Bloomberg reports that the U.S. Securities and Exchange Commission is continuing to investigate Apple's disclosures regarding Steve Jobs' health during the early January period leading up to the announcement that Jobs would be taking a six-month medical leave of absence. The report is a follow-up to Bloomberg's January report about the investigation.
"The issue here is: Did Apple or Jobs make misleading disclosures, tested by what they knew at the time?" said Robert Hillman, a securities law professor at the University of California, Davis. "A disclosure could be misleading if it's a partial truth."
Whether the SEC will ultimately be able to take action against Apple or Jobs is unknown, given the uncertainty about the situation and the "murky" laws regarding disclosure of the health of companies' CEOs. Regardless of the extent to which a company has a duty to reveal health matters, it is clear that once a company chooses to speak about an issue, it must do so truthfully.
While there has to be some measure of confidentiality around the health of executives, any disclosures need to be accurate and complete, said Jahan Raissi, a former SEC enforcement attorney.

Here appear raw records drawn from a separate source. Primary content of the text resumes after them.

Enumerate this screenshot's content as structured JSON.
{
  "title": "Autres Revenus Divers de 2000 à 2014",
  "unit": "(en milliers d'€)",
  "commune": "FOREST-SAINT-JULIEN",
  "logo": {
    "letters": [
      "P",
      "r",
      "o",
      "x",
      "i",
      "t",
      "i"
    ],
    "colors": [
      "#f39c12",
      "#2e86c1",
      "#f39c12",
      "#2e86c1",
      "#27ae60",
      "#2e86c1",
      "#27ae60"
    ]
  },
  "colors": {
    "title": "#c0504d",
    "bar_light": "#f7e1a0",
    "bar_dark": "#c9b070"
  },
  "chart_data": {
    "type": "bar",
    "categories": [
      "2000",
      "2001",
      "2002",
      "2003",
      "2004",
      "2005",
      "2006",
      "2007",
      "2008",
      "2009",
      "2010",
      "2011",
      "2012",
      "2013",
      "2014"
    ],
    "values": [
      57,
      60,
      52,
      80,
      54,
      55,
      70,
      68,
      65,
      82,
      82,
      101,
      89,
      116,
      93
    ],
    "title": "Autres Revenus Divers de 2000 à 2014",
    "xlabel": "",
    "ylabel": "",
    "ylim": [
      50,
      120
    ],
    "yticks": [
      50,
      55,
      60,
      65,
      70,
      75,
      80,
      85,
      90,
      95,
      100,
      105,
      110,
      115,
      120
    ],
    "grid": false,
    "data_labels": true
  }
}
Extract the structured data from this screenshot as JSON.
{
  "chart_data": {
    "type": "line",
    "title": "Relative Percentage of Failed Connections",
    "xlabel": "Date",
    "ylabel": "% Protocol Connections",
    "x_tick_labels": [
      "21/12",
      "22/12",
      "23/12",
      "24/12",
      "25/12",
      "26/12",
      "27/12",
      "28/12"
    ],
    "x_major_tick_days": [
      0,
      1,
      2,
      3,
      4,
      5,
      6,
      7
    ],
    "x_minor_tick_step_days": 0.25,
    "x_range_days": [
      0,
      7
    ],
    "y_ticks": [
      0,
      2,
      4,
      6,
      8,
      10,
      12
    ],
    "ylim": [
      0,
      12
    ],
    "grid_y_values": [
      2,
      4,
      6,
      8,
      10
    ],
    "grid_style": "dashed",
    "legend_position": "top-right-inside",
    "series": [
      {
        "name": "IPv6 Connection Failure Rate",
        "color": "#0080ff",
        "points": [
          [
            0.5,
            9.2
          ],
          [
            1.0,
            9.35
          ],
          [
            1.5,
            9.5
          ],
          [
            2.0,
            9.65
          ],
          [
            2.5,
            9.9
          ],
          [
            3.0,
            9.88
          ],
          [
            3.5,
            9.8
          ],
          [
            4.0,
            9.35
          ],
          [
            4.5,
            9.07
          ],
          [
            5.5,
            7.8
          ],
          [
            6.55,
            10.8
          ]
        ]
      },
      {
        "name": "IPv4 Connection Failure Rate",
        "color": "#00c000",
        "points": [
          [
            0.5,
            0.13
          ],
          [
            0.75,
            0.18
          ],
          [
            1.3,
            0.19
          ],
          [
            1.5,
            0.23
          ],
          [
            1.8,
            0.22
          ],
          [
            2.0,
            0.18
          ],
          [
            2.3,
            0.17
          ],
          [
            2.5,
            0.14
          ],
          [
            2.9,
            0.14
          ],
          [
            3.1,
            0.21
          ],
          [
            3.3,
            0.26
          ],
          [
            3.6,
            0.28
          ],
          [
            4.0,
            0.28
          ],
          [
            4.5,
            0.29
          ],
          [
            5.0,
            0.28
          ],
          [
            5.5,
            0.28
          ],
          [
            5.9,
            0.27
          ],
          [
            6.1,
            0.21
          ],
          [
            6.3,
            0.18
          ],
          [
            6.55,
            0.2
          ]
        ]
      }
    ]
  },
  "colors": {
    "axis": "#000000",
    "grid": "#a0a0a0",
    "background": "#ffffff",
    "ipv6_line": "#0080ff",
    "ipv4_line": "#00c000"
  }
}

"Once you open your mouth and start to speak on a topic, you have to say something completely truthful," said Raissi, who is now a partner at Shartsis Friese LLP in San Francisco. "If what you omitted is material, thats a problem."
On that basis, the SEC is focusing its inquiry on what events may have transpired between January 5th, when Jobs and Apple announced that he was suffering from a "hormone imbalance" for which the treatment was "relatively simple" and January 14th, when Jobs announced that he was taking a leave of absence due to the medical issue being "more complex" than originally thought.
Jobs' health issues ultimately required him to undergo a liver transplant, although he was still able to meet his stated timeline in returning to work by the end of June.